Si Cohen était un personnage historique, il serait certainement Casanova. Un rapprochement à priori fortuit et indécent, tant l’italien était avant tout un amuseur de galerie, mesquin et bandit, collectionneur d’aventures incestueuses. Mais ce côté homme en exil perpétuel, pour qui l’amour ne dure que le temps d’une étreinte, le ressemble. « L’amour est un feu, il brûle chacun, il enlaidit chacun, c’est l’excuse qu’a trouvé le monde d’être si laid », écrit-il dans The Energy Of Slaves, en 1972. Toute la thématique cohenienne se décrypte dans ce recueil de poèmes. Juste parce qu’il égrène les affres d’un homme qui a cherché dans l’amour un absolu surpassant toute religion sans rien trouver que la précarité des sentiments, des étreintes, des relations. Cette fatalité, il la clamera encore plus fort dans la chanson « I’m Your Man », une quinzaine d’années plus tard (« There ain’t no cure for love »).

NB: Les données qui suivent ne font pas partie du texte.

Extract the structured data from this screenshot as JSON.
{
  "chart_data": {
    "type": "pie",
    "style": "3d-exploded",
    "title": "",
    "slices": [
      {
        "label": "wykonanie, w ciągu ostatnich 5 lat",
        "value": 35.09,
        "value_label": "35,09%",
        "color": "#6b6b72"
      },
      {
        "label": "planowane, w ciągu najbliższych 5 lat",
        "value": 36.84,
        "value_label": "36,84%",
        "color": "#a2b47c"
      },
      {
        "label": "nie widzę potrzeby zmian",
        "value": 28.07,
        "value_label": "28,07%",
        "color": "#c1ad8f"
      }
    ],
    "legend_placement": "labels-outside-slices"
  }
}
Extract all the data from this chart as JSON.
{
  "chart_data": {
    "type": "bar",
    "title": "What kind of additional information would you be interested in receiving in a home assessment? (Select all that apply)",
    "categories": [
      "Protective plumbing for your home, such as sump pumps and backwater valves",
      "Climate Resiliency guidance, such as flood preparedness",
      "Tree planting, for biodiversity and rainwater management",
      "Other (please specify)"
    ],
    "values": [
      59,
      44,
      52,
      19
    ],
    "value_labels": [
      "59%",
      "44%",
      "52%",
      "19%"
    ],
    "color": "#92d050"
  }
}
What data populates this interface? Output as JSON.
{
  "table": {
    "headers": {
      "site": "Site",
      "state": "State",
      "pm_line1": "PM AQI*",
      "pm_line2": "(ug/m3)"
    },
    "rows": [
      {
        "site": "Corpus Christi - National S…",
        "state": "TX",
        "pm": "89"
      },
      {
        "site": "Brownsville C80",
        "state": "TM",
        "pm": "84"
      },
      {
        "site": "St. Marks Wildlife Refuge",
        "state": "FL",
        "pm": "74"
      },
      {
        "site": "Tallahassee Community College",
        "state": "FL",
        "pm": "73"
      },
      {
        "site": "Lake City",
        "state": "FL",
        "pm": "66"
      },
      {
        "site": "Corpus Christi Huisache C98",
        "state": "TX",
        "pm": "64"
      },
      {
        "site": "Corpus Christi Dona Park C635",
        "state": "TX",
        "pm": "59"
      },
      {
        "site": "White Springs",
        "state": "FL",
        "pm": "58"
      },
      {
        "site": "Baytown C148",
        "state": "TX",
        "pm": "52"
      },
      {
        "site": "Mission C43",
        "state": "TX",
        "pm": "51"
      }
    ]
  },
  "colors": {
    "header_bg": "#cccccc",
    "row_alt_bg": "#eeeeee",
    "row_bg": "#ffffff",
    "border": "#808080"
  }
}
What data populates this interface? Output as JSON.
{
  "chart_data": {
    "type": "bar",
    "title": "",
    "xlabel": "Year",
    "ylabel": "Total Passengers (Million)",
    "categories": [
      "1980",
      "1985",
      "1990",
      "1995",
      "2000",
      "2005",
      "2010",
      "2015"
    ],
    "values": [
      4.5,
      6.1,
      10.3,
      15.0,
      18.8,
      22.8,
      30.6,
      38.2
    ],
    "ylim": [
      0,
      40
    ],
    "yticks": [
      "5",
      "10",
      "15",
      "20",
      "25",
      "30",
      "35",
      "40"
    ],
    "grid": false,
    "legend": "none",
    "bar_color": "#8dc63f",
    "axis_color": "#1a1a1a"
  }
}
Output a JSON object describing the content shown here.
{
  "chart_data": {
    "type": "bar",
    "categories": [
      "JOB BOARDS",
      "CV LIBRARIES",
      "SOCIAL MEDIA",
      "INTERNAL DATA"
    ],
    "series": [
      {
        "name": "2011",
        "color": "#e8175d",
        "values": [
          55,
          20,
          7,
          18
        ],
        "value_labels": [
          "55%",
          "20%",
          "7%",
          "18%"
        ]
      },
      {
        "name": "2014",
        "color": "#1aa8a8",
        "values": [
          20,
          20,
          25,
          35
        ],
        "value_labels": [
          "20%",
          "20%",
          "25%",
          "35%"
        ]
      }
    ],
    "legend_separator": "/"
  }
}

Si Cohen était un endroit, il serait un mélange de reliefs. Une ville, d’abord. Profondément urbain, il vole de Montréal (là où il est né, le premier jour de l’automne 1934), à Nashville (un poète juif au royaume des fondamentalistes ?) pour atterrir à Los Angeles, paradis artificiel qui le fascine pour sa « mentalité bancale ». Une île, ensuite. Hydra, en Grèce, de préférence. Pour son côté rustique, spartiate. Un havre bohème inaccessible, propice pour tout écrivain en quête d’inspiration. Enfin, il serait un mont. Celui de Baldy, en Californie. Là où il fit l’une des plus importantes rencontres de sa vie, celle du maître zen Rôshi, un père de substitution. Pourquoi le bouddhisme ? Pour s’investir au plus profond dans toutes les sensations corporelles. Et pour sortir de sa dépression, qui revient comme un cycle inaltérable. Une sorte de cure, en somme. Ses exils, il ne les a toujours pas terminés. Sans doute cette nécessité constante de chercher sa liberté, de retrouver la transparence de l’air qu’il n’y a pas en ville. Toujours est-il que le poète sème derrière lui une nouvelle zone d’ombre. Un peu comme Dylan dans les années 80, Cohen fait aussi son « never ending tour ».

« Un jour viendra où l’on reconnaîtra que je suis le styliste de mon temps, et le seul honnête homme dans les parages », confia-t-il à Nadel. Nul doute que Cohen dit vrai. Car les plus grands artistes sont ceux qui durent. Comme tout écrivain qui sent passer sur le front le vent de l’histoire, il veut « en être ». Et même discret, il ne se résoudra jamais à abandonner.